La nouvelle version du BIOS ne refroidit pas seulement les zones problématiques, mais aussi le GPU, d’où une fréquence en hausse au prix cependant de nuisances sonores accrues. La température au niveau GPU n’était cependant pas le problème principal que nous relevions lors du premier test, on parlait plutôt des températures trop élevées d’autres composants sur le PCB. Et pour voir si ceux-ci sont désormais mieux refroidis, sortons à nouveau la caméra infrarouge.
Mesures du premier test
Pour mémoire, nous reproduisons les valeurs originales du comparatif, où lors du test en boucle du benchmark du jeu Metro Last Night, les modules mémoire approchaient déjà la limite de température recommandée. Quant à celles mesurées en test de torture, elles parlent d’elles même :
Pour les nuisances sonores, nous avons répété nos mesures avec la carte avant modification, afin de rester le plus précis possible. La mesure demeure similaire, dans la marge d’erreur acceptable pour des mesures acoustiques :
Mesures avec le pad sur la plaque arrière
Nous voulons maintenant évaluer le gain permis par la seule application du pad arrière. C’est la modification la plus facile à effectuer puisqu’il ne faut pas démonter le radiateur, nettoyer la surface du GPU, remettre de la pâte thermique etc. Même les débutants devraient donc y arriver facilement.
Grâce à ce simple pad, la mémoire et les convertisseurs de tension MOSFET perdent 9°C ! Les températures en stress-test demeurent toutefois préoccupantes. Par ailleurs, la température au niveau du socle GPU (à ne pas confondre avec la température GPU) a augmenté. La plaque arrière est en effet nettement plus chaude qu’auparavant. Cela explique aussi la très légère augmentation de la température du GPU par rapport à la carte sans pad.

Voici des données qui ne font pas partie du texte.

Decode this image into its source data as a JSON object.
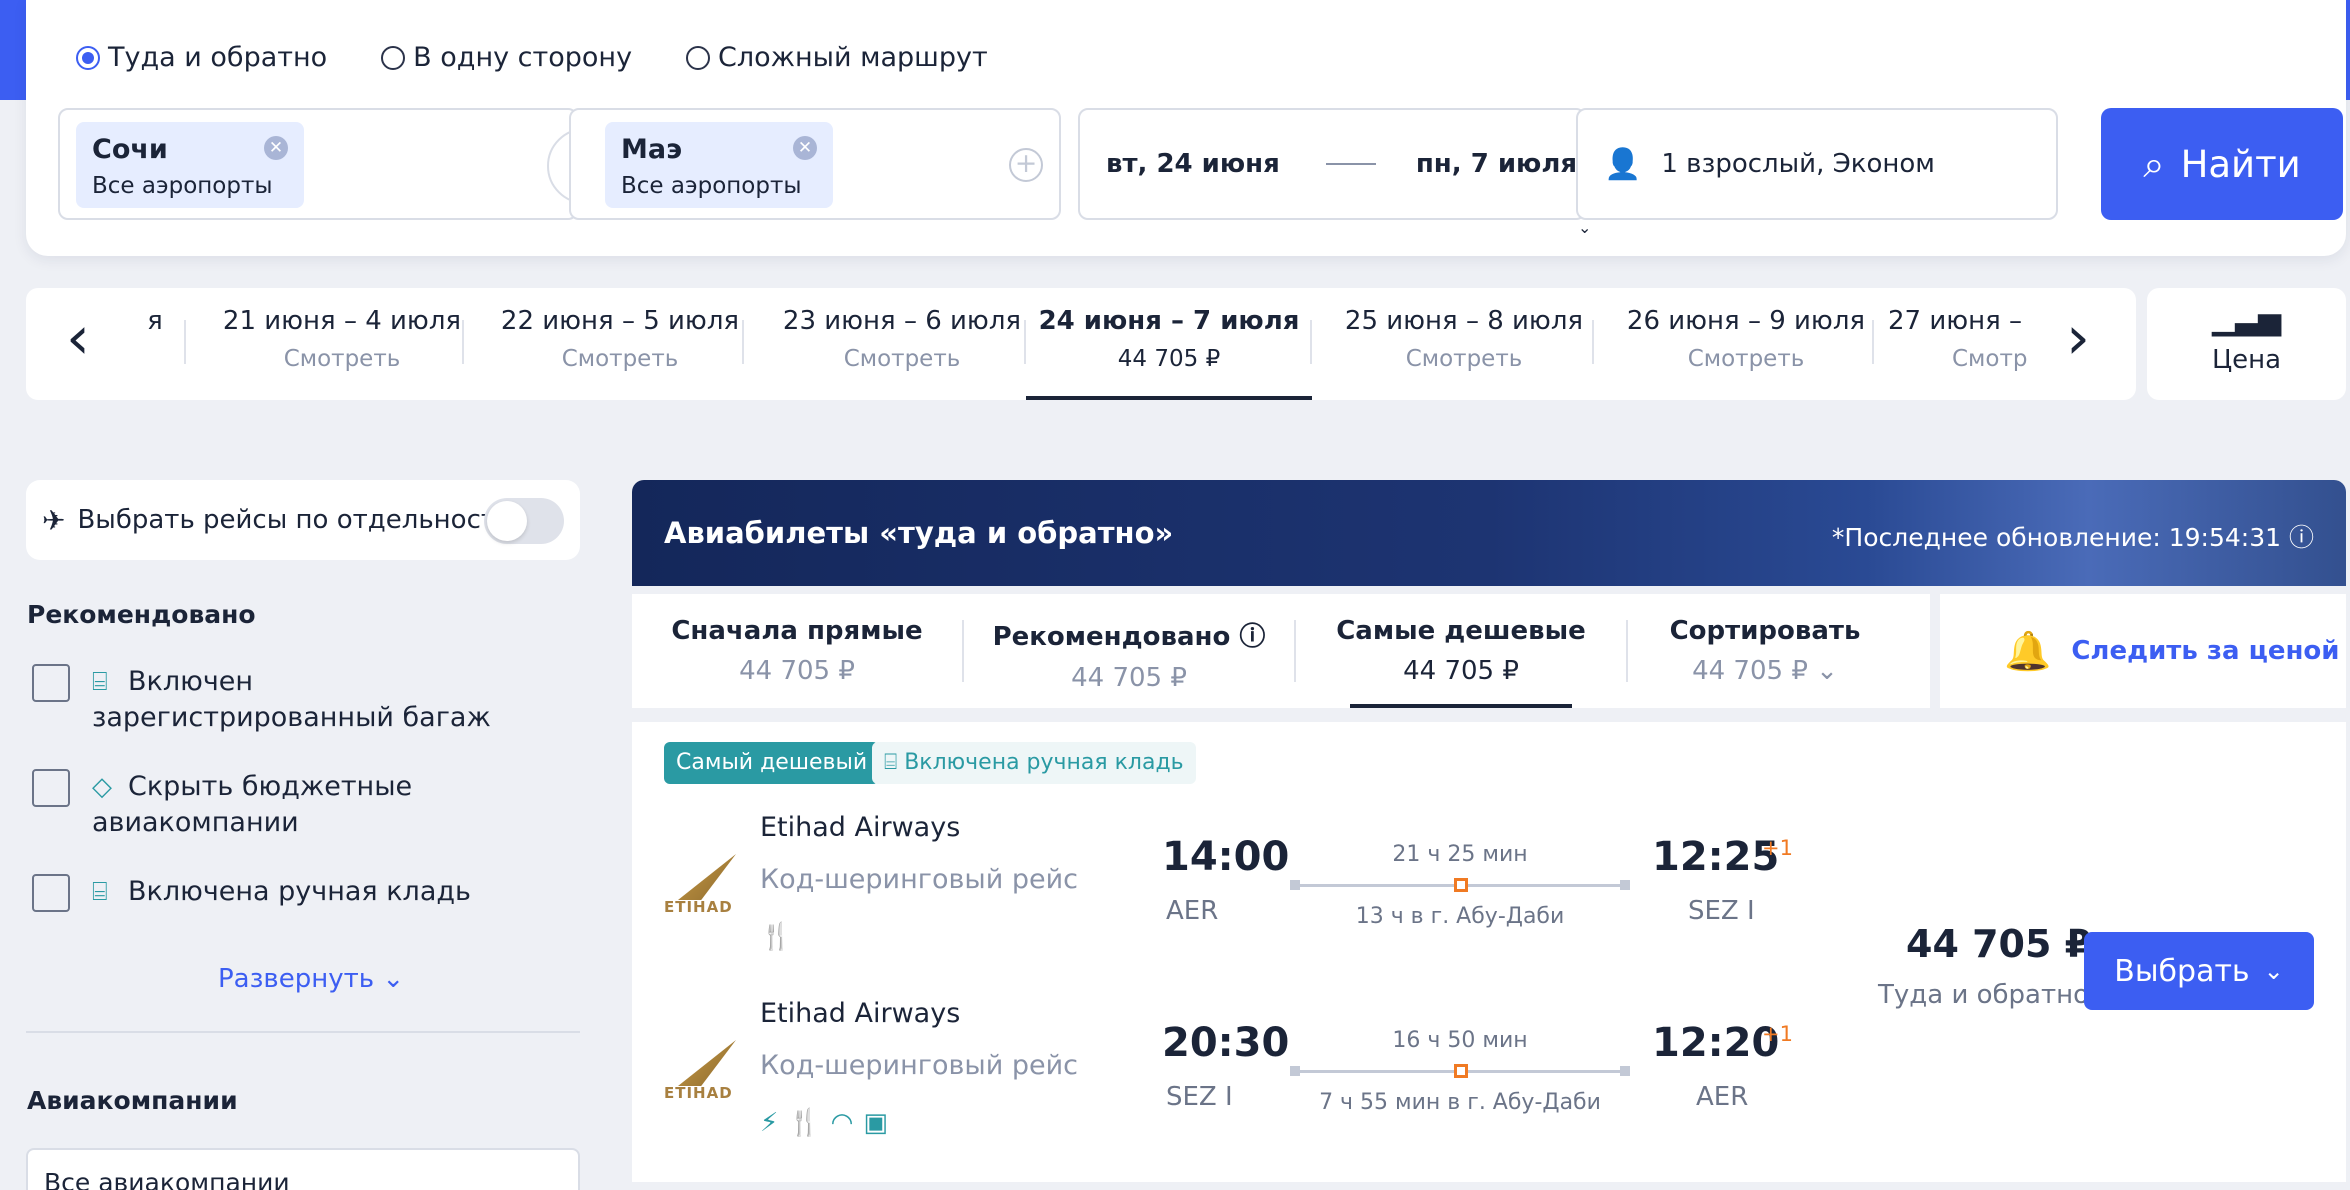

Contre toute attente, la carte est un peu plus silencieuse, ce qu’on pourrait expliquer par une température en moyenne un peu plus basse du GPU, même si la diode GPU relève des pics ponctuels plus élevés. 0,5dB ne font de toute manière pas grande différence à l’oreille :
Mesure avec les pads avant et arrière
Remettons le couvert et relions la plaque de refroidissement directement au radiateur grâce au second pad fourni. Les bobines profitent le plus de cette modification, et en général, l’ensemble des étages d’alimentation de la carte : on gagne ainsi 16°C ou, pour vous donner une idée, la différence de température moyenne entre Paris et Tombouctou ! De quoi voyager à moindre frais.
La mémoire aussi profite de cette meilleure dissipation de chaleur : 15°C de moins en jeu et 7°C de moins lors du stress-test. Les résultats sont tellement convaincants qu’on pourrait en rester là, et profiter des confortables réserves ménagées pour les jours de canicule. Par rapport aux autres cartes, la EVGA n’a, en tout cas, plus à rougir.
Si on passe maintenant à la mesure des nuisances sonores engendrées, on se retrouve peu ou prou au même niveau que la carte originale, ce qui nous fait conclure que l’application des pads thermiques n’a pas d’influence sur les nuisances sonores engendrées par la carte.
Mesure avec pads thermiques et nouveau BIOS
Même si cela ne nous semble plus vraiment utile, il nous reste à tester le nouveau BIOS. Nous flashons donc la carte avec le nouveau BIOS disponible sur la page web d’EVGA. Les ventilateurs s’en donnent désormais à cœur joie, la fréquence de boost augmente, les nuisances sonores aussi. Ci-dessous la courbe d’évolution de la vitesse de rotation des ventilateurs : on passe de 1 300 tpm à un peu plus de 1 500 tpm. Une augmentation chère payée, comme on va le voir.
Quand on analyse les températures relevées, on voit que l’impact de la vitesse de rotation des ventilateurs est significatif sur les températures. On peut donc se demander d’une part pourquoi le modèle original n’avait pas d’office une courbe d’évolution de la vitesse de rotation un peu plus agressive, 100 tpm de plus auraient déjà permis un grand mieux. D’autre part, on peut aussi se demander si ce nouveau BIOS, beaucoup plus agressif, est vraiment pertinent pour les cartes pourvues des pads avant et arrière.
Avec pas moins de 25°C de moins au niveau des étages d’alimentation en jeu ou en stress-test, la chute de température est brutale. La mémoire et le GPU profitent aussi du retour de l’âge de glace, mais à quel prix ?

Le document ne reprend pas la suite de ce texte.